We have come to perhaps the most famous name of the list. Edin Džeko’s remarkable goalscoring record during his time at Wolfsburg was bound to get him noticed and the striker’s contribution during the 2008/09 season was integral to their success.

He scored 26 goals in 32 games along with 10 assists (according to records held by ‘Kicker’), courtesy for the most part of a fantastic partnership with Brazilian forward Grafite.

After scoring 85 goals in 142 games, the Bosnian earned a move to the Premier League and signed for Manchester City, with whom he won two English titles and the FA Cup.

Dzeko struggled to establish himself as a first-team player in his final season, so he signed for Roma. There, he has since become a prominent member of the side – and the first player to register 50 goals in the Bundesliga, Premier League and Serie A. In 2016/17, he set a club record with Roma by scoring 39 goals in a single season. Not bad for someone whose nickname was ‘Cieco’ (means ‘blind’ in English) early on in Italian football.

Centre Forward: Grafite

  • Age: 41
  • Appearances for Wolfsburg: 130
  • Current side: Retired

Whatever Dzeko could do, Grafite did better. Just the 28 goals in 25 games for the Brazilian during Wolfsburg’s title success during the 2008-09 season. The most in the division. Oh, and 11 assists.

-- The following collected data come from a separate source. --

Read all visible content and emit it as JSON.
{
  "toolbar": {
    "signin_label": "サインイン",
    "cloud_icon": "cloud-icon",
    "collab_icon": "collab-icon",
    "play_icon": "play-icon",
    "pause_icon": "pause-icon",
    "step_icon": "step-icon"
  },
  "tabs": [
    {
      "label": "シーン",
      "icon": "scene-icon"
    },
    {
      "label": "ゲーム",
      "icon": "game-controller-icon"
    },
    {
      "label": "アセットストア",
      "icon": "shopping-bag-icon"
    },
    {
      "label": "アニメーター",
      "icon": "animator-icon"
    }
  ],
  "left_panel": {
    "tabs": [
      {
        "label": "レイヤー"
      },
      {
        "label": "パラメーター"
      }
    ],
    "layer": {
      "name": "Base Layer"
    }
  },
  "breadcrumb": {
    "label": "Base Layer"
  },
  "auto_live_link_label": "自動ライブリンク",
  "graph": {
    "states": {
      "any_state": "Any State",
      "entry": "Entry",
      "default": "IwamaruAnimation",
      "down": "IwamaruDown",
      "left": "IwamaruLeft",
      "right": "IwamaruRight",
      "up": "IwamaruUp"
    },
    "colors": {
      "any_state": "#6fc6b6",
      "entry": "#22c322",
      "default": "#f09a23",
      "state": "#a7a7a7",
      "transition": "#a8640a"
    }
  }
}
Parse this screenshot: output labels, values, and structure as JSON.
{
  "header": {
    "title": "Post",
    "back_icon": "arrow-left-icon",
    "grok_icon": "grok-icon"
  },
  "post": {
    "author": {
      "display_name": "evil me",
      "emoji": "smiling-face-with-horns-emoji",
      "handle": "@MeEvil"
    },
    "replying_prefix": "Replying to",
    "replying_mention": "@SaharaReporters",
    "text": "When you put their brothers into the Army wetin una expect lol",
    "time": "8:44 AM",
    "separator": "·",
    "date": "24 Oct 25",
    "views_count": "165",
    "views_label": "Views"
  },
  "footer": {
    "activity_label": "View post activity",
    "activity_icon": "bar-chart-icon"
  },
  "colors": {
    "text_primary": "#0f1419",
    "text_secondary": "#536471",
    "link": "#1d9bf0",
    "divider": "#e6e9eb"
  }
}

Among the goals that won him the ‘Torjägerkanone’ was 2009’s Goal of the Year. Bayern Munich ‘keeper Michael Rensing was the individual unfortunate enough to have conceded it, but frankly none of the Bayern defenders in the box at the time, and among them was Philipp Lahm, came out of it well. Upon witnessing the moment, one German commentator remarked: “This is definitely the goal of the season, if not the best goal I have ever seen since the Bundesliga started in 1963.”

All in all, Grafite scored 75 goals in 130 games during a four-year spell with the club before signing for Al-Ahli in 2011.

Grafite continued to score for the Dubai-based club, with 71 goals over three-and-a-half seasons. Staying in the Middle East, he moved to Qatari side Al Sadd in February 2015, before returning to his homeland, initially with Santa Cruz and most recently Atletico Paranaense before retiring in January 2018.

Notable mentions

Makoto Hasebe

  • Age: 36
  • Appearances for Wolfsburg: 159
  • Current side: Frankfurt

Makoto Hasebe, something of an icon in Japanese football who has over 100 international caps, was unfortunate not to make our first eleven and his 25 appearances during the 2008/09 season should not be forgotten.

After leaving Wolfsburg in 2013 he stayed in Germany and signed for Nürnberg before moving to Frankfurt the following year. With his current club, he won the DFB-Pokal in 2018 and was included in Uefa’s Europa League squad of the season the next year following their run to the semi-finals.

Jan Šimůnek

  • Age: 33
  • Appearances for Wolfsburg: 65
  • Current side: Vasas SC

Jan Šimůnek made 17 appearances for Wolfsburg during their successful title-winning year and was a consistent defender when Magath called upon his services.

The Czech defender left the club in 2010 and signed for Kaiserslautern before joining Bochum in 2014. He became unattached following a spell with Czech outfit Dukla Prague but soon joined Hungarian club Vasas FC.